Project #6: Occupancy Tuning for Naive Matrix Multiply

Full Code

cpp
/**** Project6_OccupancyMatMul.cu ****/
#include <cuda_runtime.h>
#include <stdio.h>

__launch_bounds__(128, 2) // request blockDim.x <=128, want 2 blocks/SM
__global__ void matmulKernel(const float *A, const float *B, float *C, int N){
    int row= blockIdx.y*blockDim.y + threadIdx.y;
    int col= blockIdx.x*blockDim.x + threadIdx.x;
    if(row<N && col<N){
        float sum=0.0f;
        for(int k=0; k<N; k++){
            sum += A[row*N+k]*B[k*N+col];
        }
        C[row*N+col]= sum;
    }
}

int main(){
    int N=512;
    size_t size=N*N*sizeof(float);
    float *h_A=(float*)malloc(size);
    float *h_B=(float*)malloc(size);
    float *h_C=(float*)malloc(size);
    for(int i=0;i<N*N;i++){
        h_A[i]=1.0f;h_B[i]=1.0f;
    }
    float *d_A,*d_B,*d_C;
    cudaMalloc(&d_A,size); cudaMalloc(&d_B,size); cudaMalloc(&d_C,size);
    cudaMemcpy(d_A,h_A,size,cudaMemcpyHostToDevice);
    cudaMemcpy(d_B,h_B,size,cudaMemcpyHostToDevice);

    dim3 block(16,16);
    dim3 grid((N+block.x-1)/block.x,(N+block.y-1)/block.y);

    matmulKernel<<<grid,block>>>(d_A,d_B,d_C,N);
    cudaDeviceSynchronize();

    cudaMemcpy(h_C,d_C,size,cudaMemcpyDeviceToHost);
    printf("C[0]=%f, C[N*N-1]=%f\n",h_C[0], h_C[N*N-1]);

    free(h_A);free(h_B);free(h_C);
    cudaFree(d_A); cudaFree(d_B);cudaFree(d_C);
    return 0;
}

Diagram

mermaid
flowchart TD
    A[__launch_bounds__(128,2)] --> B[Naive matmul kernel => Possibly improved occupancy]

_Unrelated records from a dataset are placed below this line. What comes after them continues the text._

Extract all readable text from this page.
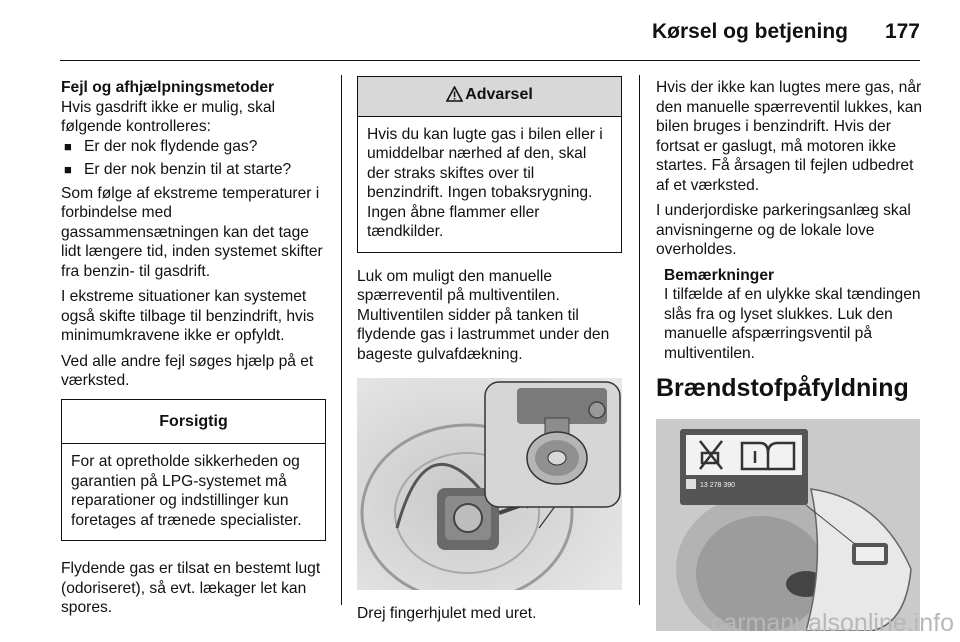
Kørsel og betjening 177

Fejl og afhjælpningsmetoder
Hvis gasdrift ikke er mulig, skal følgende kontrolleres:

■ Er der nok flydende gas?
■ Er der nok benzin til at starte?

Som følge af ekstreme temperaturer i forbindelse med gassammensætningen kan det tage lidt længere tid, inden systemet skifter fra benzin- til gasdrift.

I ekstreme situationer kan systemet også skifte tilbage til benzindrift, hvis minimumkravene ikke er opfyldt.

Ved alle andre fejl søges hjælp på et værksted.

Forsigtig
For at opretholde sikkerheden og garantien på LPG-systemet må reparationer og indstillinger kun foretages af trænede specialister.

Flydende gas er tilsat en bestemt lugt (odoriseret), så evt. lækager let kan spores.

Advarsel
Hvis du kan lugte gas i bilen eller i umiddelbar nærhed af den, skal der straks skiftes over til benzindrift. Ingen tobaksrygning. Ingen åbne flammer eller tændkilder.

Luk om muligt den manuelle spærreventil på multiventilen. Multiventilen sidder på tanken til flydende gas i lastrummet under den bageste gulvafdækning.

Drej fingerhjulet med uret.

Hvis der ikke kan lugtes mere gas, når den manuelle spærreventil lukkes, kan bilen bruges i benzindrift. Hvis der fortsat er gaslugt, må motoren ikke startes. Få årsagen til fejlen udbedret af et værksted.

I underjordiske parkeringsanlæg skal anvisningerne og de lokale love overholdes.

Bemærkninger
I tilfælde af en ulykke skal tændingen slås fra og lyset slukkes. Luk den manuelle afspærringsventil på multiventilen.
Brændstofpåfyldning
13 278 390
carmanualsonline.info
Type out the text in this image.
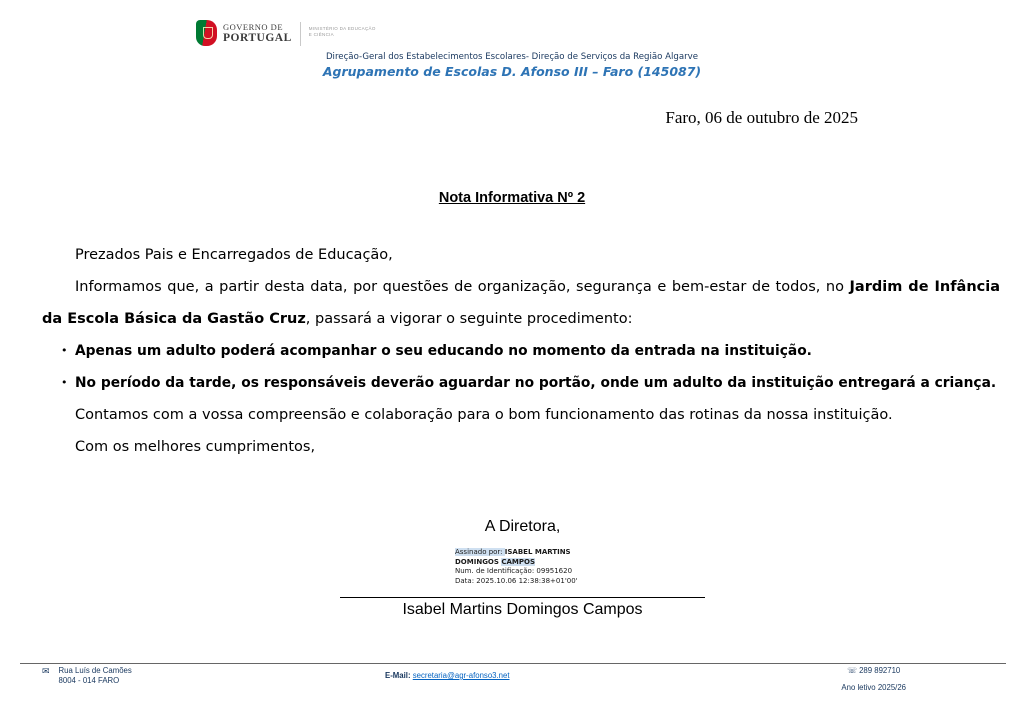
GOVERNO DE
PORTUGAL
MINISTÉRIO DA EDUCAÇÃO
E CIÊNCIA
Direção-Geral dos Estabelecimentos Escolares- Direção de Serviços da Região Algarve
Agrupamento de Escolas D. Afonso III – Faro (145087)
Faro, 06 de outubro de 2025
Nota Informativa Nº 2

Prezados Pais e Encarregados de Educação,

Informamos que, a partir desta data, por questões de organização, segurança e bem-estar de todos, no Jardim de Infância da Escola Básica da Gastão Cruz, passará a vigorar o seguinte procedimento:

• Apenas um adulto poderá acompanhar o seu educando no momento da entrada na instituição.
• No período da tarde, os responsáveis deverão aguardar no portão, onde um adulto da instituição entregará a criança.

Contamos com a vossa compreensão e colaboração para o bom funcionamento das rotinas da nossa instituição.

Com os melhores cumprimentos,

A Diretora,
Assinado por: ISABEL MARTINS DOMINGOS CAMPOS
Num. de Identificação: 09951620
Data: 2025.10.06 12:38:38+01'00'
Isabel Martins Domingos Campos
✉ Rua Luís de Camões
8004 - 014 FARO
E-Mail: secretaria@agr-afonso3.net
☏ 289 892710
Ano letivo 2025/26
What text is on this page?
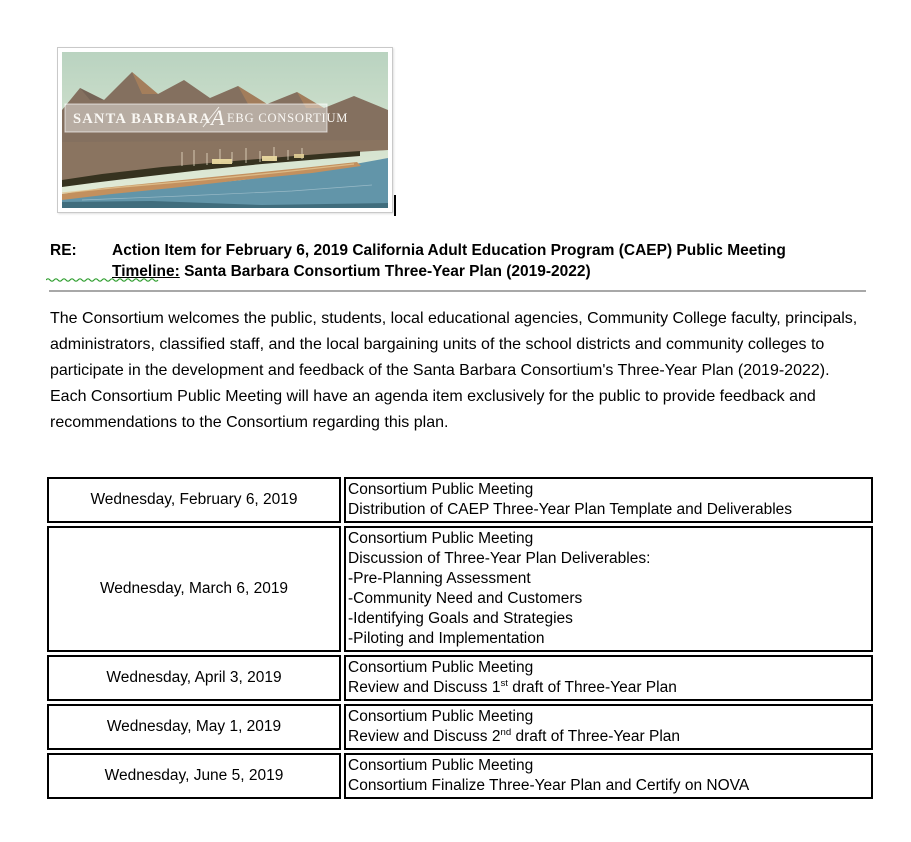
SANTA BARBARA A EBG CONSORTIUM
RE:	Action Item for February 6, 2019 California Adult Education Program (CAEP) Public Meeting
Timeline: Santa Barbara Consortium Three-Year Plan (2019-2022)

The Consortium welcomes the public, students, local educational agencies, Community College faculty, principals, administrators, classified staff, and the local bargaining units of the school districts and community colleges to participate in the development and feedback of the Santa Barbara Consortium's Three-Year Plan (2019-2022).  Each Consortium Public Meeting will have an agenda item exclusively for the public to provide feedback and recommendations to the Consortium regarding this plan.

Wednesday, February 6, 2019	Consortium Public Meeting
Distribution of CAEP Three-Year Plan Template and Deliverables

Wednesday, March 6, 2019	
Consortium Public Meeting
Discussion of Three-Year Plan Deliverables:
-Pre-Planning Assessment
-Community Need and Customers
-Identifying Goals and Strategies
-Piloting and Implementation

Wednesday, April 3, 2019	Consortium Public Meeting
Review and Discuss 1st draft of Three-Year Plan

Wednesday, May 1, 2019	Consortium Public Meeting
Review and Discuss 2nd draft of Three-Year Plan

Wednesday, June 5, 2019	Consortium Public Meeting
Consortium Finalize Three-Year Plan and Certify on NOVA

Project #7: Single-Stream BFS with Coalesced Data Access (Skeleton)

Full Code

cpp
/**** Project7_BFS_coalesced.cu ****/
#include <cuda_runtime.h>
#include <stdio.h>

__global__ void bfsKernel(const int *rowOffsets, const int *columns, int *distances,
                          int *frontier, int frontierSize, int *newFrontier, int *newSize, int level) {
    int idx = blockIdx.x*blockDim.x + threadIdx.x;
    if(idx < frontierSize){
        int node = frontier[idx];
        int rowStart= rowOffsets[node];
        int rowEnd= rowOffsets[node+1];
        for(int edge=rowStart; edge<rowEnd; edge++){
            int neighbor = columns[edge];
            if(distances[neighbor]<0){ // unvisited
                distances[neighbor] = level;
                int pos= atomicAdd(newSize,1);
                newFrontier[pos]= neighbor;
            }
        }
    }
}

int main(){
    // Basic BFS using single stream
    // 1) We'll have rowOffsets, columns for adjacency in coalesced form
    // 2) BFS kernel
    // 3) Repeated kernel calls until frontier is empty
    return 0;
}

Diagram

mermaid
flowchart TD
    A[Single stream BFS: frontier array] --> B[bfsKernel read adjacency in coalesced form]
    B --> C[newFrontier built => next iteration]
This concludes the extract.